In its report, Jacobs Media highlighted these failures with images from in-dash displays.
Four years later a company, Quu, has emerged to directly engage with broadcasters to help overcome the overwhelming metadata shortfall that persists to this day.
This matters because in today’s in-dash systems the radio is no longer the default screen. Drivers and passengers have to search for the radio, and may not even recognize it when and if they find it.
Quu is directly taking on this challenge, as is Xperi.
The latter has emerged on the metadata scene — actually Xperi has been toiling for the past 15 years to stitch together the back-end infrastructure now capable of delivering what can only be described as radio-as-a-service, or RaaS.
Xperi’s Raas platform, DTS AutoStage, aggregates station, artist and genre information suitable for in-dash display clarifying the consistent appearance of what a connected radio should look like while simultaneously enabling non-linear listening with search and program guides along with the ability to integrate events and interactive advertising opportunities, from organizations such as Instreamatic.

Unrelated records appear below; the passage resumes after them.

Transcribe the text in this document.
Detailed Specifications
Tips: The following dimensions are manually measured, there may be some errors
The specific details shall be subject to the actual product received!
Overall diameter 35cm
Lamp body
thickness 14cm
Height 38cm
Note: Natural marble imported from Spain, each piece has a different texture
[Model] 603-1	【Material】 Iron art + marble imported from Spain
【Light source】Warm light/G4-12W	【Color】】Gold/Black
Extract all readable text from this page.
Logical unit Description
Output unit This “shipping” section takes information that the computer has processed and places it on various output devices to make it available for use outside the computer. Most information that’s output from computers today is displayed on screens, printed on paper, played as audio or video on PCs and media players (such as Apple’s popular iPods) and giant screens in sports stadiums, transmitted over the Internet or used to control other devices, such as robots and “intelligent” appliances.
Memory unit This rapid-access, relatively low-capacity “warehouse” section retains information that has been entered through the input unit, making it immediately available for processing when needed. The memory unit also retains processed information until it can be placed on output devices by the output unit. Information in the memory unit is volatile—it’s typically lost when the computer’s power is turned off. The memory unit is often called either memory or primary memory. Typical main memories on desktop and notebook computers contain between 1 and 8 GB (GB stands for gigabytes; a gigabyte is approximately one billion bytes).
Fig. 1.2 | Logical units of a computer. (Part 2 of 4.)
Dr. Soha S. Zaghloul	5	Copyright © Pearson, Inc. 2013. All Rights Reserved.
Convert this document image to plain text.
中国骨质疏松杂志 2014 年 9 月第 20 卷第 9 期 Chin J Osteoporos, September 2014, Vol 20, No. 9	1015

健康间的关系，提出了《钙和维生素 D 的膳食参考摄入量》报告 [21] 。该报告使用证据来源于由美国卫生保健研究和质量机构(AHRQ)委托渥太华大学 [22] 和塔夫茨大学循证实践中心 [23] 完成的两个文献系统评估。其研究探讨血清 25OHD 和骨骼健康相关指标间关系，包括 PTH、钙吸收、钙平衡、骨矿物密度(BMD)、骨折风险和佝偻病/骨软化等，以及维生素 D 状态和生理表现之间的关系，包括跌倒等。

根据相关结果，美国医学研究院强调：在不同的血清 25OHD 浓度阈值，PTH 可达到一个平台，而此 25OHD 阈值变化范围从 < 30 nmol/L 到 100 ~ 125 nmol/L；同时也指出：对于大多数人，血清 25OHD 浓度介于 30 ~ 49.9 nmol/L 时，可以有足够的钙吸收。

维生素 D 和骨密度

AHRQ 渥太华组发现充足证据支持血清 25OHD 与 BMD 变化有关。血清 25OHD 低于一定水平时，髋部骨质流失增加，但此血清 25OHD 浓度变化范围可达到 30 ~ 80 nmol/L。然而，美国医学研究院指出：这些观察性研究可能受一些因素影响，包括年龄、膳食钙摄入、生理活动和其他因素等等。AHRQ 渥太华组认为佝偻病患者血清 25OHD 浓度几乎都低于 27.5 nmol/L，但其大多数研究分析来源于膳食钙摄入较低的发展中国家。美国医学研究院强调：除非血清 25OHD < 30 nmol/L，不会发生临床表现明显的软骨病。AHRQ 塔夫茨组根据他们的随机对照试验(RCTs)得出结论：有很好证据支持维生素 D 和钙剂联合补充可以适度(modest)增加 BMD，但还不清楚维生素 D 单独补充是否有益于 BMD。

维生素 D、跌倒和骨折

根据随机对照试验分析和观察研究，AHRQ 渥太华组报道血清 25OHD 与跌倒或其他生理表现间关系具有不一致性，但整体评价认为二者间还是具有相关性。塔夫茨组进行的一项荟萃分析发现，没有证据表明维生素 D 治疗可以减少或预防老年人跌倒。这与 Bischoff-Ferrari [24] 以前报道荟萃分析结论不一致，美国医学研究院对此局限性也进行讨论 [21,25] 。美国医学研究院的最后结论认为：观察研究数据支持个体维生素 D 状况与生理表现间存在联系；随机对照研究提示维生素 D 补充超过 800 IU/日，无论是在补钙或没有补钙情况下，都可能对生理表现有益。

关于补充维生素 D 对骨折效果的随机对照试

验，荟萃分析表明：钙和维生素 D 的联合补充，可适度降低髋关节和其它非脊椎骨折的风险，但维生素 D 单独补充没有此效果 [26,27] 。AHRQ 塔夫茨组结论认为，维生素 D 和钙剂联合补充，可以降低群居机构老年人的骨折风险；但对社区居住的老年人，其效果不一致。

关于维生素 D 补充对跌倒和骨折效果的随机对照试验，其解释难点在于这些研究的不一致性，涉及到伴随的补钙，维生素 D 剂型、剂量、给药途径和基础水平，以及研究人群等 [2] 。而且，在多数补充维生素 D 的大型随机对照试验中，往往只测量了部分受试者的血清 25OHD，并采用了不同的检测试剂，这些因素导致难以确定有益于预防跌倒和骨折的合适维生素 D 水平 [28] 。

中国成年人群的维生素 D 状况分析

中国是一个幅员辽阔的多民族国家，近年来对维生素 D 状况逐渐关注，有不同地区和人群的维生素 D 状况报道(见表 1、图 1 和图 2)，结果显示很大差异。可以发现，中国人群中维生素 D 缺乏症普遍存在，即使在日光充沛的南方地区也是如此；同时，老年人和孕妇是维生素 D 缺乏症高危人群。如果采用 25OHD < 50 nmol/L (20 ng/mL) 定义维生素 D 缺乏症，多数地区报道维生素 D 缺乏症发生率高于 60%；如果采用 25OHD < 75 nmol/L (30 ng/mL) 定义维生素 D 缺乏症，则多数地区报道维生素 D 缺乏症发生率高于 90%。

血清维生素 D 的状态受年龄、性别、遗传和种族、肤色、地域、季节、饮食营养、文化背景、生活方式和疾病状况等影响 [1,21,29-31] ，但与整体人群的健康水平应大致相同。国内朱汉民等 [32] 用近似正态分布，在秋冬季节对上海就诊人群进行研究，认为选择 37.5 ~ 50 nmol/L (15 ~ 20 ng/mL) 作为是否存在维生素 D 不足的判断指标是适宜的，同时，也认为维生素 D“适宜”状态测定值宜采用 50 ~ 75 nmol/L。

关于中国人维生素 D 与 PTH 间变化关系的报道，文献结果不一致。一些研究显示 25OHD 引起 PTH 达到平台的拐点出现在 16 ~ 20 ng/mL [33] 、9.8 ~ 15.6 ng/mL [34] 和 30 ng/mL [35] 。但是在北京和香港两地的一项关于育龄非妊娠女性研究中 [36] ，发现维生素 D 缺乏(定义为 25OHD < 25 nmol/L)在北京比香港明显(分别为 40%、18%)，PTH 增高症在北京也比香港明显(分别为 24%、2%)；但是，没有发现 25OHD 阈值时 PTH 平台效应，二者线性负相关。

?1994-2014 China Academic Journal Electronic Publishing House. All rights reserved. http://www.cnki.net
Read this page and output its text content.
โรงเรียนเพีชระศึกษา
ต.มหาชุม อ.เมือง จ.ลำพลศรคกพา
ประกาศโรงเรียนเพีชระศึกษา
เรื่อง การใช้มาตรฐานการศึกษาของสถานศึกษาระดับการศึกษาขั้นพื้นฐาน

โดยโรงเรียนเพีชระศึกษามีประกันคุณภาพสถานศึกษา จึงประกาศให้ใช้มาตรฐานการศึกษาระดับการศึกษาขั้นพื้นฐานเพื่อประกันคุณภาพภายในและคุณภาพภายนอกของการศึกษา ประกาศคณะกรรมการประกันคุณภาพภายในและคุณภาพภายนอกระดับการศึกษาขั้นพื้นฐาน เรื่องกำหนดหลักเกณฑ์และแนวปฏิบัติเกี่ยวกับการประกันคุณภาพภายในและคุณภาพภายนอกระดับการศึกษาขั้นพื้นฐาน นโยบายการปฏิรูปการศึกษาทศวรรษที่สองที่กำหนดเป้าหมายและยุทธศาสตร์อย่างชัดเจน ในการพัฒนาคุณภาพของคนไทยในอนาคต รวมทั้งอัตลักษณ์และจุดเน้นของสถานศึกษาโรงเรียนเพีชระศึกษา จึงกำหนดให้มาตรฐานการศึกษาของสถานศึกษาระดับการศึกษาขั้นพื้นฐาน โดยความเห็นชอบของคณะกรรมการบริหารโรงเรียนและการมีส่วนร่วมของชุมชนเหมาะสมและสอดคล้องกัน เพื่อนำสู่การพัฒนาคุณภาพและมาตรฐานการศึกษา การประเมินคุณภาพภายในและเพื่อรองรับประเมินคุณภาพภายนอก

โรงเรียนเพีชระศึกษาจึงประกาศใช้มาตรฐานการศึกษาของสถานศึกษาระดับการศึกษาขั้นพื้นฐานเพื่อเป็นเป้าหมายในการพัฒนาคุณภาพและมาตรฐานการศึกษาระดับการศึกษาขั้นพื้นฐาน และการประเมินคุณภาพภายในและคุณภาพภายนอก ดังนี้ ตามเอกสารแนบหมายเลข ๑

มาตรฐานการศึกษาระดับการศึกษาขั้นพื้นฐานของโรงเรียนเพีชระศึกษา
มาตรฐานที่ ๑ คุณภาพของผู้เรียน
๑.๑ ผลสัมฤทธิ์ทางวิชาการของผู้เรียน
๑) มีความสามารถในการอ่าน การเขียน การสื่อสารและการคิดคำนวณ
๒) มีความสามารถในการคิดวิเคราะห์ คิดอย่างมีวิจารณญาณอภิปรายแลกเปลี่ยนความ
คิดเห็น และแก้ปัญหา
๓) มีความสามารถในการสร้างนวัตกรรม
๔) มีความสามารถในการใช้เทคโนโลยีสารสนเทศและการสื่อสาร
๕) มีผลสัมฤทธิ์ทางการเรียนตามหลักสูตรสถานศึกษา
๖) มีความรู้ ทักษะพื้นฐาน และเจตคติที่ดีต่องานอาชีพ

Xperi is perhaps best known as a digital radio advocate, with particular emphasis on HD Radio. But the scope of AutoStage is sufficiently transformative that it is enabling a redefinition of the concept of hybrid radio (a combination of streaming and broadcast) pioneered by Audi.
It’s true that each automaker has its own idea about what radio should and will look like in the car. At least with Xperi, automakers can start with a consistent look and feel applicable across the globe and capable of integrating analog and digital broadcast sources and rendering them in a familiar fashion in any car.
This Xperi value-add is essential in a market increasingly dominated by Android-based infotainment systems increasingly skewing toward app-based solutions, or smartphone mirroring solutions that exclude broadcast content sources. Xperi’s RaaS platform allows broadcasters to compete and allows auto makers to create differentiated systems, while preserving familiarity.
The weakest link — as demonstrated by Jacobs Media in its NAB audit and still in evidence today — are the broadcasters, many of which have yet to remedy the shortcomings in their metadata strategies.
As radio listening declines in automobiles — a phenomenon that Strategy Analytics has documented from consumer surveys conducted over the past 10 years across China, North America, and Europe — broadcasters will have no one to blame but themselves for that fading signal.
The message from the Jacobs Media study, from Quu, from Xperi and from Strategy Analytics surveys and customer clinics is clear: Fixing the management, delivery and rendering of metadata in dashboards is essential to the survival of broadcast radio.